In 2001, Priest was awarded a prestigious MacArthur Foundation Research and
Writing grant. The same year, she won the Gerald R. Ford Prize for Distinguished
Reporting on national defense for her series "The Proconsuls: A Four-Star
Foreign Policy?" as well as the State Department's Excellence in Journalism
Award. She was awarded the George Polk Award for National Reporting in 2005
and the Pulitzer Prize for Beat Reporting in 2006. She also was a guest scholar-in-residence
at the U.S. Institute of Peace.
Priest holds a B.A. in political science from the University of California at
Santa Cruz.
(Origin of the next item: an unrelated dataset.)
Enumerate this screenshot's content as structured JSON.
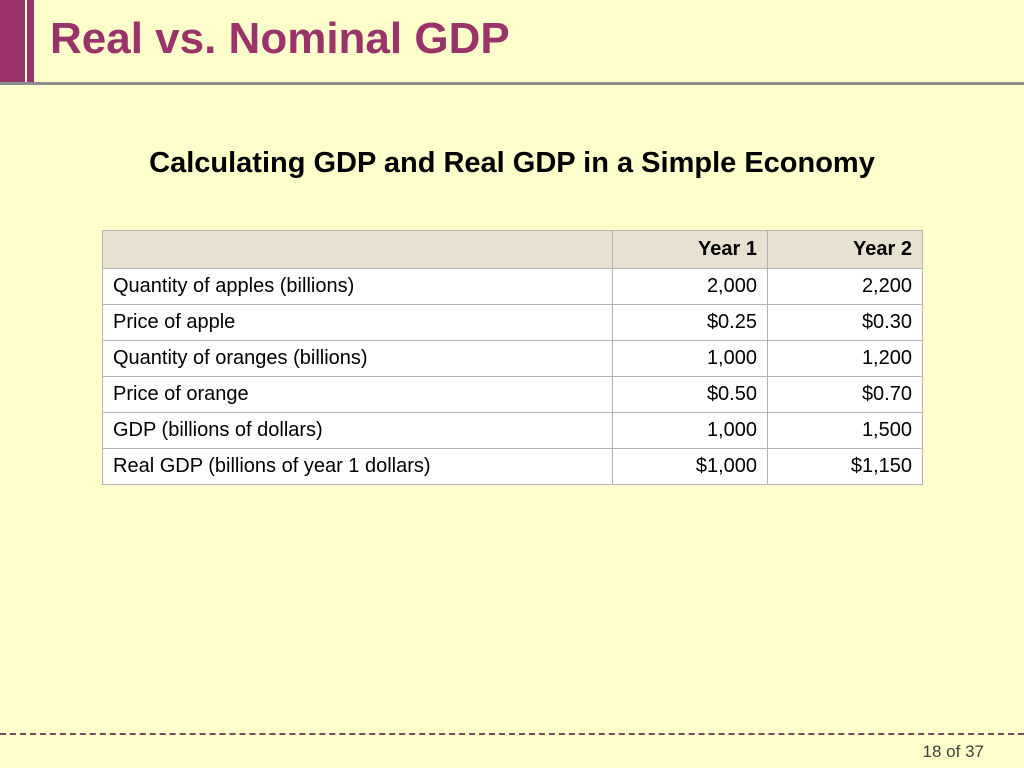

She lives in Washington, DC with her husband and two children.
William Pfaff
William
Pfaff is a celebrated author and columnist, whose writings have been featured
in the New Yorker, Foreign Affairs, the International Herald Tribune and the
Tribune Media Services International. Pfaff has previously served as an executive
of the Free Europe Committee, deputy director of Hudson Research Europe, Ltd.,
and has authored eight books on American foreign policy.
He is a graduate from the University of Notre Dame and served in the United
States Army Special Units during and after the Korean War. He now lives in Paris
with his wife, Carolyn, and have two grown children, and four grandchildren.